Discussion. The experiments show that dictionary matching performs well in terms of the precision, but the recall is often low. On the other hand, the neural network model is able to improve the recall. By combining their annotations, the proposed auto-labelling approach is often able to improve overall performance of NER. The auto-labelling improvement is due to the common tokens that are used in defining the entities and the surrounding words of the entities that are learned by the model and then combining the labels from both model prediction and dictionary matching.

In order to explore the influence of domain dictionary coverage, an experiment is performed with 50%, 60%, 70%, 80%, 90% and 100% of the domain dictionary. Figure 3 shows the performance comparisons on the NCBI and BC5CDR corpora with different percentages of vocabulary coverage. Domain coverage 50% means 50% of the domain dictionary is removed and the training dataset does not contain labels for those removed entities. For example, NCBI contains 1,690 disease entities in the vocabulary as 100% coverage of the training dataset, but only 845 entities are used for training when 50% coverage is applied. Figure 3 shows that the importance of dictionary coverage is corpus and domain-specific. For NCBI, the increase in the dictionary coverage plays a significant role in model performance. However, for BC5CDR, the neural network model injected a significant boost in performance (from 29% to 62% even with only 50% of dictionary terms). This warrants future research in measuring the “learnability” of a domain.

Fig. 3
figure 3

Performance scores of different coverage of domain vocabulary for a NCBI corpus for disease names and b BC5CDR corpus for chemical names

In summary, the proposed auto-labelling approach is able to learn and label seen and unseen entities based on the domain dictionary. Our approach can help build annotated datasets efficiently for domain-specific named entities, by utilising vocabulary in existing established databases in low-resource domains.

5 Conclusion and future work

In this research, we developed a framework and demonstrated its effectiveness of automatically labelling named entities in a low-resource, domain-specific real-world dataset. An automatic NER approach is proposed by adopting dictionary matching and deep learning-based sequence labelling, with the potential of integrating domain expert validation. One major advantage of this work is its convenience in labelling named entities solely using a domain vocabulary. Therefore, a large amount of labelled data can be created efficiently.

The annotated dataset OzROCK was created and has been made publicly available. We evaluated the outcomes of the proposed approach on the manually annotated dataset, which was labelled by the geological domain experts. Identifying domain-specific salient entities and annotating them automatically have proved to be effective and significantly reduces the costly and subjective manual annotation work. Our approach effectively identifies the subset of the data that is challenging to automatically annotate and thus needs expert assistance for annotation. We further applied our auto-labelling framework on the disease corpus and chemical corpus, and compared the performance against dictionary matching and WL BiLSTM neural network model. The results have shown approximately around 5% increase in F1 score for disease names and 8% increase for chemical names.

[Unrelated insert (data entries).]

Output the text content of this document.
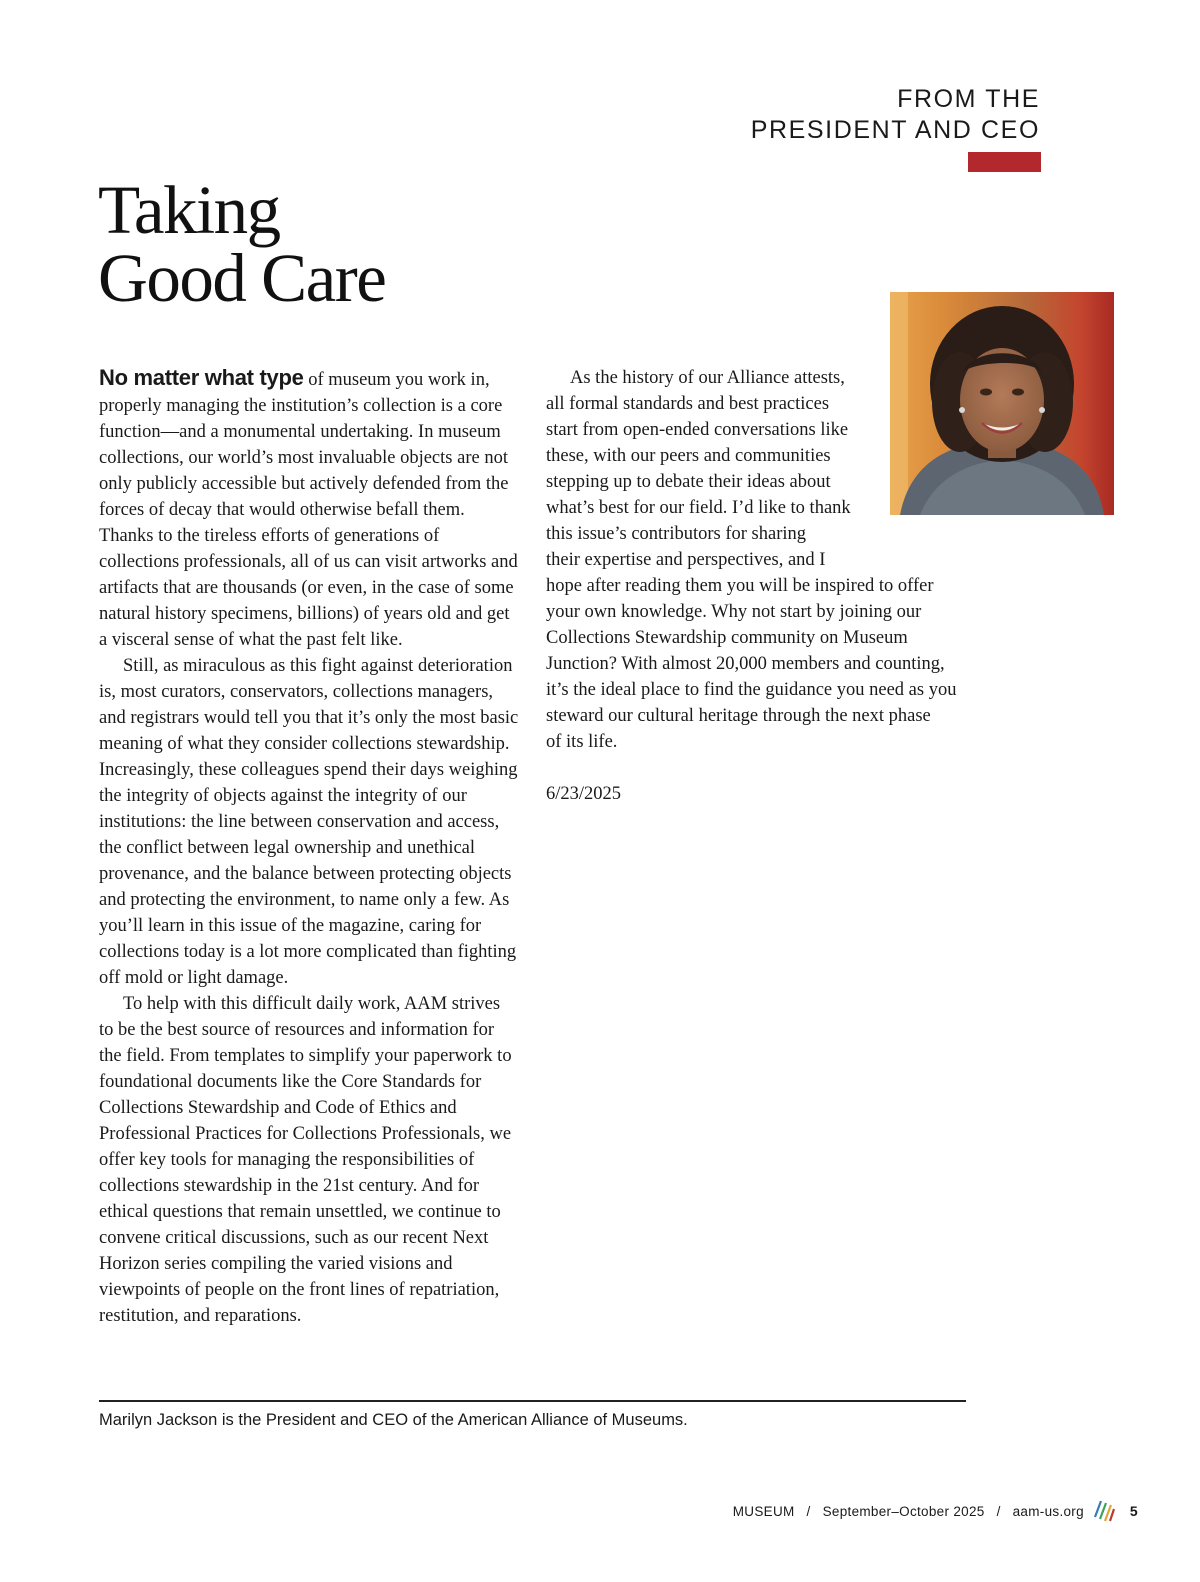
FROM THE
PRESIDENT AND CEO
Taking
Good Care

No matter what type of museum you work in, properly managing the institution’s collection is a core function—and a monumental undertaking. In museum collections, our world’s most invaluable objects are not only publicly accessible but actively defended from the forces of decay that would otherwise befall them. Thanks to the tireless efforts of generations of collections professionals, all of us can visit artworks and artifacts that are thousands (or even, in the case of some natural history specimens, billions) of years old and get a visceral sense of what the past felt like.

Still, as miraculous as this fight against deterioration is, most curators, conservators, collections managers, and registrars would tell you that it’s only the most basic meaning of what they consider collections stewardship. Increasingly, these colleagues spend their days weighing the integrity of objects against the integrity of our institutions: the line between conservation and access, the conflict between legal ownership and unethical provenance, and the balance between protecting objects and protecting the environment, to name only a few. As you’ll learn in this issue of the magazine, caring for collections today is a lot more complicated than fighting off mold or light damage.

To help with this difficult daily work, AAM strives to be the best source of resources and information for the field. From templates to simplify your paperwork to foundational documents like the Core Standards for Collections Stewardship and Code of Ethics and Professional Practices for Collections Professionals, we offer key tools for managing the responsibilities of collections stewardship in the 21st century. And for ethical questions that remain unsettled, we continue to convene critical discussions, such as our recent Next Horizon series compiling the varied visions and viewpoints of people on the front lines of repatriation, restitution, and reparations.

As the history of our Alliance attests,
all formal standards and best practices
start from open-ended conversations like
these, with our peers and communities
stepping up to debate their ideas about
what’s best for our field. I’d like to thank
this issue’s contributors for sharing
their expertise and perspectives, and I
hope after reading them you will be inspired to offer
your own knowledge. Why not start by joining our
Collections Stewardship community on Museum
Junction? With almost 20,000 members and counting,
it’s the ideal place to find the guidance you need as you
steward our cultural heritage through the next phase
of its life.

6/23/2025

Marilyn Jackson is the President and CEO of the American Alliance of Museums.
MUSEUM / September–October 2025 / aam-us.org	5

Moreover, a large number of seen and unseen documents can be efficiently labelled using the deep learning-based models trained over OzROCK dataset. This is a step towards building a knowledge graph in the mineral exploration domain to allow efficient storage and retrieval of information.

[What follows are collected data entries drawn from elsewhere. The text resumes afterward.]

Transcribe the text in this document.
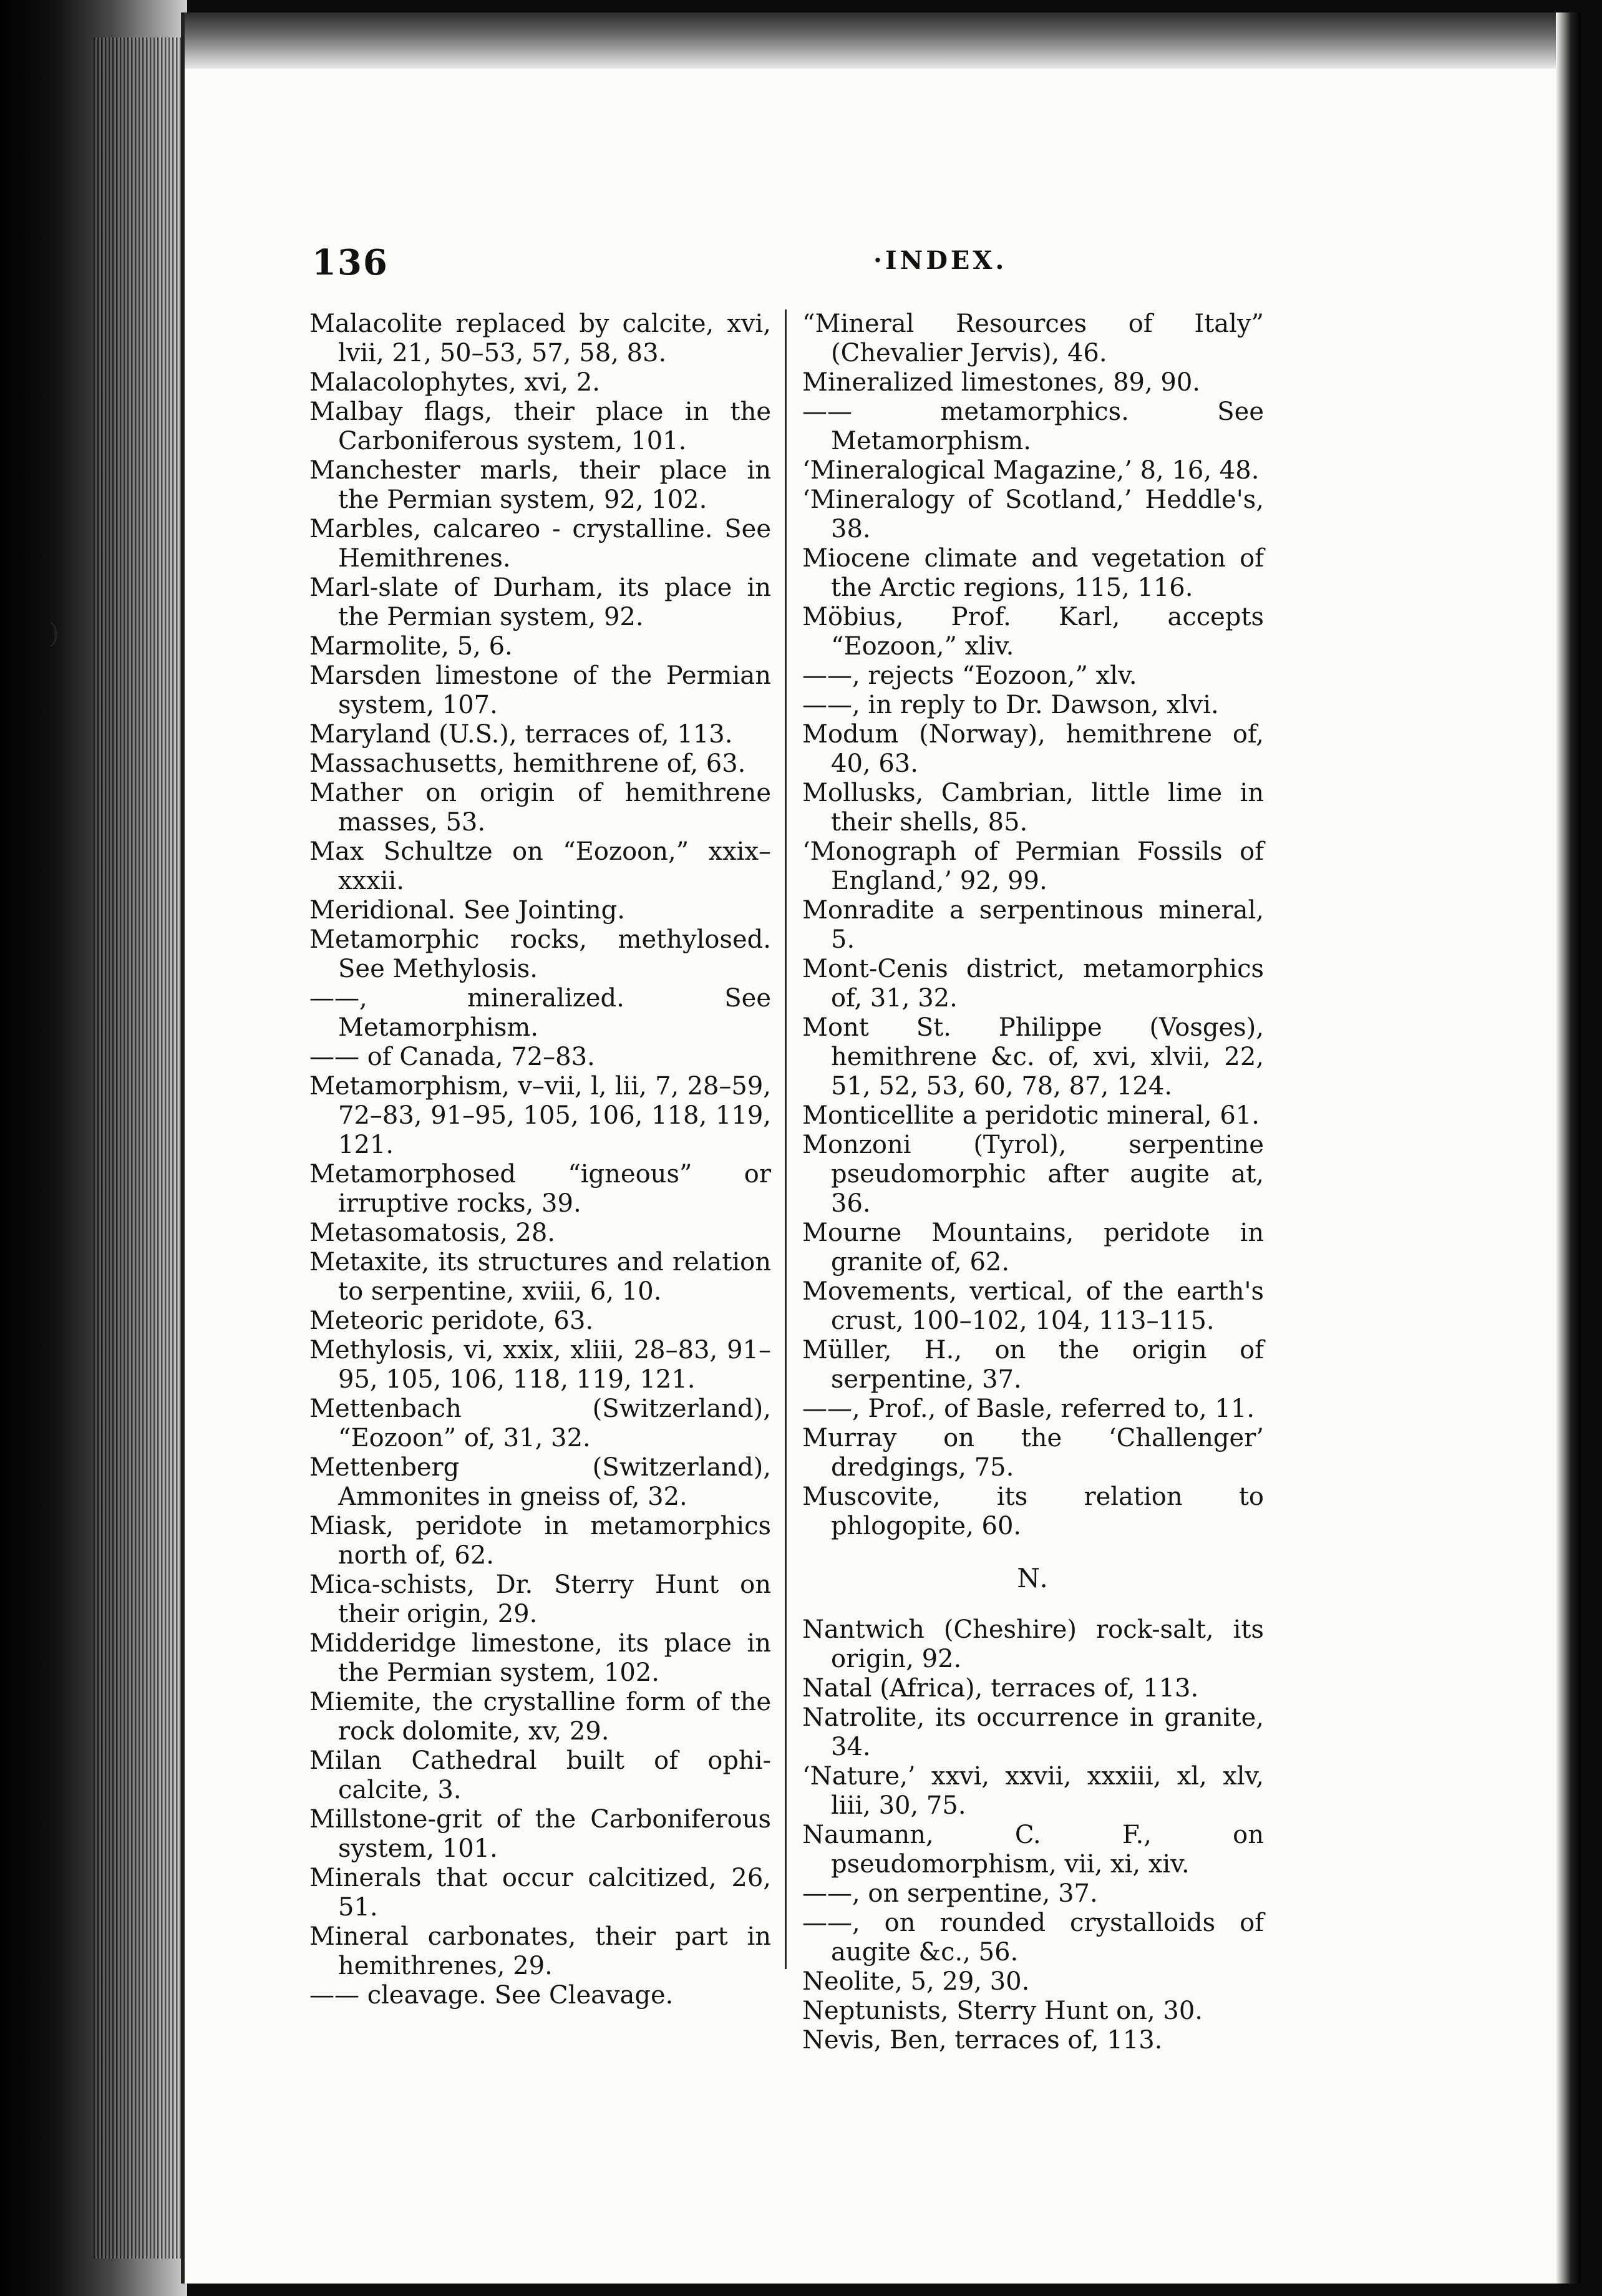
)
136	·INDEX.

Malacolite replaced by calcite, xvi, lvii, 21, 50–53, 57, 58, 83.

Malacolophytes, xvi, 2.

Malbay flags, their place in the Carboniferous system, 101.

Manchester marls, their place in the Permian system, 92, 102.

Marbles, calcareo - crystalline. See Hemithrenes.

Marl-slate of Durham, its place in the Permian system, 92.

Marmolite, 5, 6.

Marsden limestone of the Permian system, 107.

Maryland (U.S.), terraces of, 113.

Massachusetts, hemithrene of, 63.

Mather on origin of hemithrene masses, 53.

Max Schultze on “Eozoon,” xxix–xxxii.

Meridional. See Jointing.

Metamorphic rocks, methylosed. See Methylosis.

——, mineralized. See Metamorphism.

—— of Canada, 72–83.

Metamorphism, v–vii, l, lii, 7, 28–59, 72–83, 91–95, 105, 106, 118, 119, 121.

Metamorphosed “igneous” or irruptive rocks, 39.

Metasomatosis, 28.

Metaxite, its structures and relation to serpentine, xviii, 6, 10.

Meteoric peridote, 63.

Methylosis, vi, xxix, xliii, 28–83, 91–95, 105, 106, 118, 119, 121.

Mettenbach (Switzerland), “Eozoon” of, 31, 32.

Mettenberg (Switzerland), Ammonites in gneiss of, 32.

Miask, peridote in metamorphics north of, 62.

Mica-schists, Dr. Sterry Hunt on their origin, 29.

Midderidge limestone, its place in the Permian system, 102.

Miemite, the crystalline form of the rock dolomite, xv, 29.

Milan Cathedral built of ophi-calcite, 3.

Millstone-grit of the Carboniferous system, 101.

Minerals that occur calcitized, 26, 51.

Mineral carbonates, their part in hemithrenes, 29.

—— cleavage. See Cleavage.

“Mineral Resources of Italy” (Chevalier Jervis), 46.

Mineralized limestones, 89, 90.

—— metamorphics. See Metamorphism.

‘Mineralogical Magazine,’ 8, 16, 48.

‘Mineralogy of Scotland,’ Heddle's, 38.

Miocene climate and vegetation of the Arctic regions, 115, 116.

Möbius, Prof. Karl, accepts “Eozoon,” xliv.

——, rejects “Eozoon,” xlv.

——, in reply to Dr. Dawson, xlvi.

Modum (Norway), hemithrene of, 40, 63.

Mollusks, Cambrian, little lime in their shells, 85.

‘Monograph of Permian Fossils of England,’ 92, 99.

Monradite a serpentinous mineral, 5.

Mont-Cenis district, metamorphics of, 31, 32.

Mont St. Philippe (Vosges), hemithrene &c. of, xvi, xlvii, 22, 51, 52, 53, 60, 78, 87, 124.

Monticellite a peridotic mineral, 61.

Monzoni (Tyrol), serpentine pseudomorphic after augite at, 36.

Mourne Mountains, peridote in granite of, 62.

Movements, vertical, of the earth's crust, 100–102, 104, 113–115.

Müller, H., on the origin of serpentine, 37.

——, Prof., of Basle, referred to, 11.

Murray on the ‘Challenger’ dredgings, 75.

Muscovite, its relation to phlogopite, 60.

N.

Nantwich (Cheshire) rock-salt, its origin, 92.

Natal (Africa), terraces of, 113.

Natrolite, its occurrence in granite, 34.

‘Nature,’ xxvi, xxvii, xxxiii, xl, xlv, liii, 30, 75.

Naumann, C. F., on pseudomorphism, vii, xi, xiv.

——, on serpentine, 37.

——, on rounded crystalloids of augite &c., 56.

Neolite, 5, 29, 30.

Neptunists, Sterry Hunt on, 30.

Nevis, Ben, terraces of, 113.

Currently, a single tag is allowed for each token in the text. Future work may include an inclusion of multiple labels for each entity.

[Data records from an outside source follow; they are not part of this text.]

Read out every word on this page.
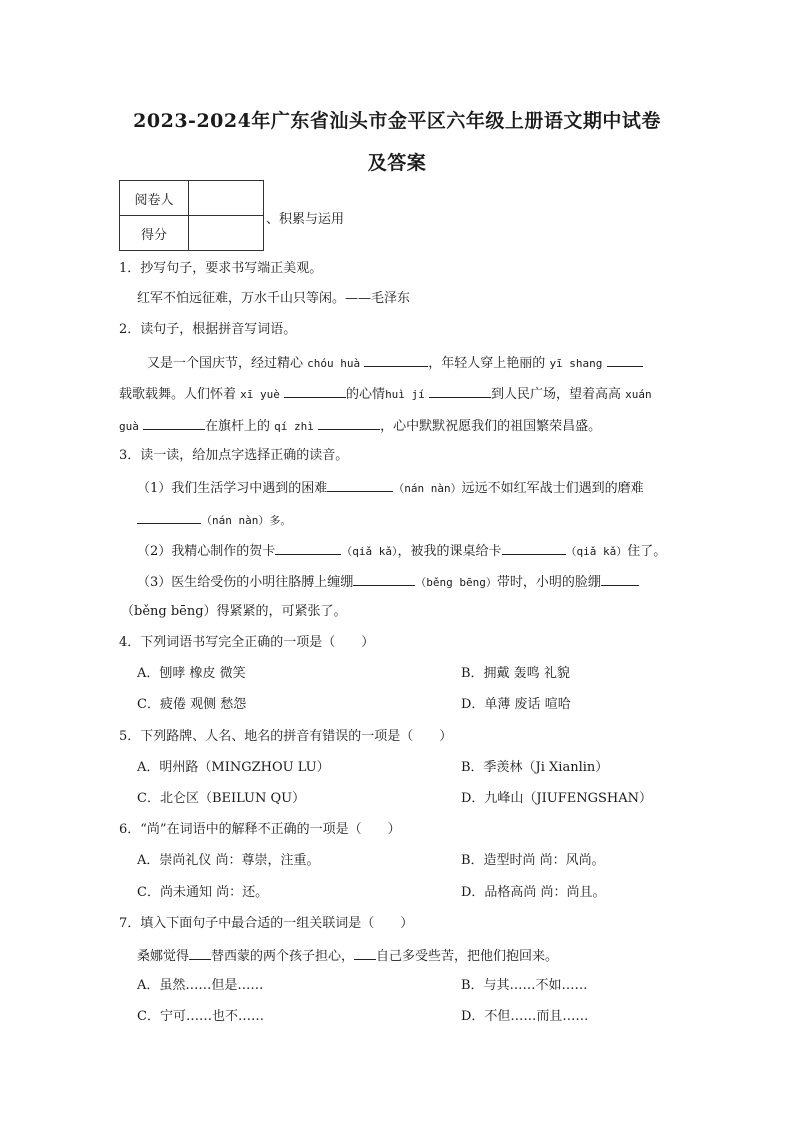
2023-2024年广东省汕头市金平区六年级上册语文期中试卷
及答案
阅卷人	
得分	
、积累与运用
1．抄写句子，要求书写端正美观。
红军不怕远征难，万水千山只等闲。——毛泽东
2．读句子，根据拼音写词语。
又是一个国庆节，经过精心 chóu huà	，年轻人穿上艳丽的 yī shang
载歌载舞。人们怀着 xī yuè	的心情huì jí	到人民广场，望着高高 xuán
guà	在旗杆上的 qí zhì	，心中默默祝愿我们的祖国繁荣昌盛。
3．读一读，给加点字选择正确的读音。
（1）我们生活学习中遇到的困难	（nán nàn）远远不如红军战士们遇到的磨难
（nán nàn）多。
（2）我精心制作的贺卡	（qiǎ kǎ），被我的课桌给卡	（qiǎ kǎ）住了。
（3）医生给受伤的小明往胳膊上缠绷	（běng bēng）带时，小明的脸绷
（běng bēng）得紧紧的，可紧张了。
4．下列词语书写完全正确的一项是（　　）
A．刨哮 橡皮 微笑	B．拥戴 轰鸣 礼貌
C．疲倦 观侧 愁怨	D．单薄 废话 喧哈
5．下列路牌、人名、地名的拼音有错误的一项是（　　）
A．明州路（MINGZHOU LU）	B．季羡林（Ji Xianlin）
C．北仑区（BEILUN QU）	D．九峰山（JIUFENGSHAN）
6．“尚”在词语中的解释不正确的一项是（　　）
A．崇尚礼仪 尚：尊崇，注重。	B．造型时尚 尚：风尚。
C．尚未通知 尚：还。	D．品格高尚 尚：尚且。
7．填入下面句子中最合适的一组关联词是（　　）
桑娜觉得 替西蒙的两个孩子担心， 自己多受些苦，把他们抱回来。
A．虽然……但是……	B．与其……不如……
C．宁可……也不……	D．不但……而且……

In conclusion, the deep learning-based NER approach incorporated with a domain dictionary showed significant potential for automatically identifying and labelling domain-specific entities. Automatic labelling of unstructured domain-specific text is an important step for knowledge discovery in low-resource domains. This research is a part of our ongoing work to extract mineralisation knowledge from geological exploration reports and similar documents.